Ce que cela signifie pour vous : les parents et la gestion de la vie privée sur les applications pour enfants
La leçon pratique de cette affaire est que les paramètres par défaut des plateformes ne suffisent pas à protéger les données d’un enfant, même lorsque les conditions d’une entreprise interdisent formellement l’utilisation par des mineurs. Si un régulateur déterminé peut constater que plus de 1,4 million d’enfants sont passés à travers les contrôles d’âge de TikTok, on peut raisonnablement supposer que des lacunes similaires existent ailleurs.
Les parents n’ont pas besoin de devenir des experts en protection de la vie privée pour combler nombre de ces lacunes. Quelques mesures concrètes sont très utiles : vérifier la date de naissance réelle saisie lors de la création du compte, examiner les paramètres de confidentialité et de personnalisation publicitaire de l’application plutôt que d’accepter ce qui est sélectionné par défaut, et vérifier périodiquement les autorisations accordées à l’application sur l’appareil lui-même, comme l’accès à la localisation, aux contacts ou au microphone. De nombreuses plateformes proposent également des fonctions de jumelage familial ou de compte supervisé qui restreignent la collecte de données et l’exposition au contenu pour les jeunes utilisateurs, mais celles-ci doivent généralement être activées manuellement.
Le durcissement plus large des pratiques en matière de données des jeunes
Cette décision n’est pas un cas isolé. Les régulateurs de plusieurs juridictions accordent une attention accrue à la manière dont les plateformes traitent les jeunes utilisateurs, considérant les données des enfants comme un domaine qui mérite un examen plus strict que le traitement général des données des adultes.
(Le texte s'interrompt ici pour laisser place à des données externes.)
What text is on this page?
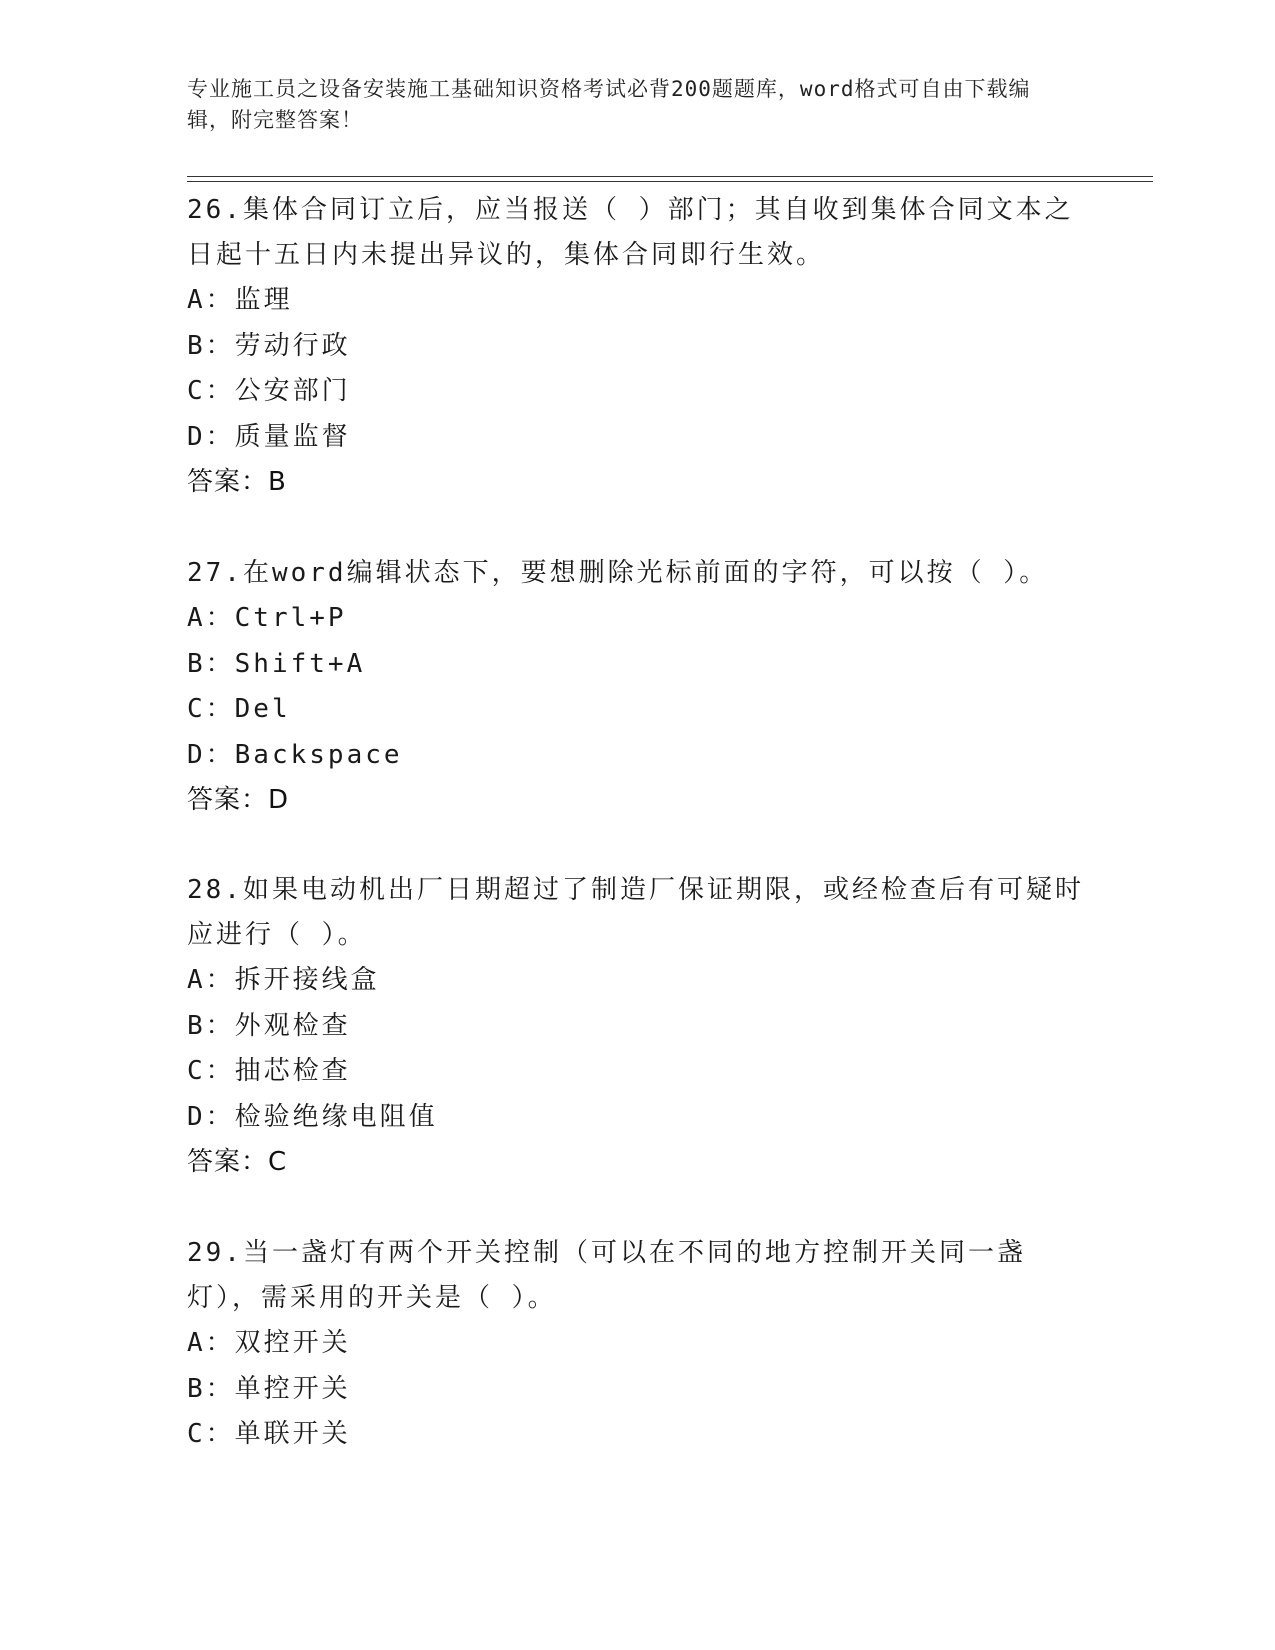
专业施工员之设备安装施工基础知识资格考试必背200题题库，word格式可自由下载编辑，附完整答案！

26.集体合同订立后，应当报送（ ）部门；其自收到集体合同文本之日起十五日内未提出异议的，集体合同即行生效。

A：监理
B：劳动行政
C：公安部门
D：质量监督
答案：B

27.在word编辑状态下，要想删除光标前面的字符，可以按（ ）。

A：Ctrl+P
B：Shift+A
C：Del
D：Backspace
答案：D

28.如果电动机出厂日期超过了制造厂保证期限，或经检查后有可疑时应进行（ ）。

A：拆开接线盒
B：外观检查
C：抽芯检查
D：检验绝缘电阻值
答案：C

29.当一盏灯有两个开关控制（可以在不同的地方控制开关同一盏灯），需采用的开关是（ ）。

A：双控开关
B：单控开关
C：单联开关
Le fait que l’appel de TikTok ait échoué, plutôt que d’aboutir à une réduction de la sanction ou à l’annulation des conclusions, suggère que les régulateurs sont prêts à voir leurs décisions de mise en œuvre testées devant les tribunaux et qu’ils sont confiants dans les preuves qui les étayent.
Pour une industrie bâtie sur l’engagement fondé sur les données, c’est un signal significatif. La vérification de l’âge et les processus de consentement, autrefois traités comme de simples cases à cocher, sont de plus en plus examinés comme des obligations légales substantielles, et les conséquences d’une erreur se chiffrent en millions.
Points à retenir pour les lecteurs
Le maintien en appel de l’amende infligée à TikTok pour données d’enfants est un point de repère utile pour tout parent dont l’enfant utilise les médias sociaux. Ne partez pas du principe que la politique d’âge minimum d’une application signifie que les données de votre enfant sont automatiquement protégées : vérifiez vous-même les détails du compte, activez tous les outils de supervision parentale disponibles et revoyez périodiquement les autorisations des applications plutôt que de vous fier aux paramètres par défaut. Si vous voulez avoir une idée de l’opacité que peuvent revêtir en pratique les processus de consentement, il vaut la peine de lire comment une simple bannière de consentement peut discrètement acheminer les données d’un utilisateur vers bien plus d’un millier de partenaires. Prendre vingt minutes aujourd’hui pour vérifier les paramètres des applications de votre enfant est un bien meilleur usage du temps que d’attendre la prochaine décision réglementaire pour expliquer ce qui n’a pas fonctionné.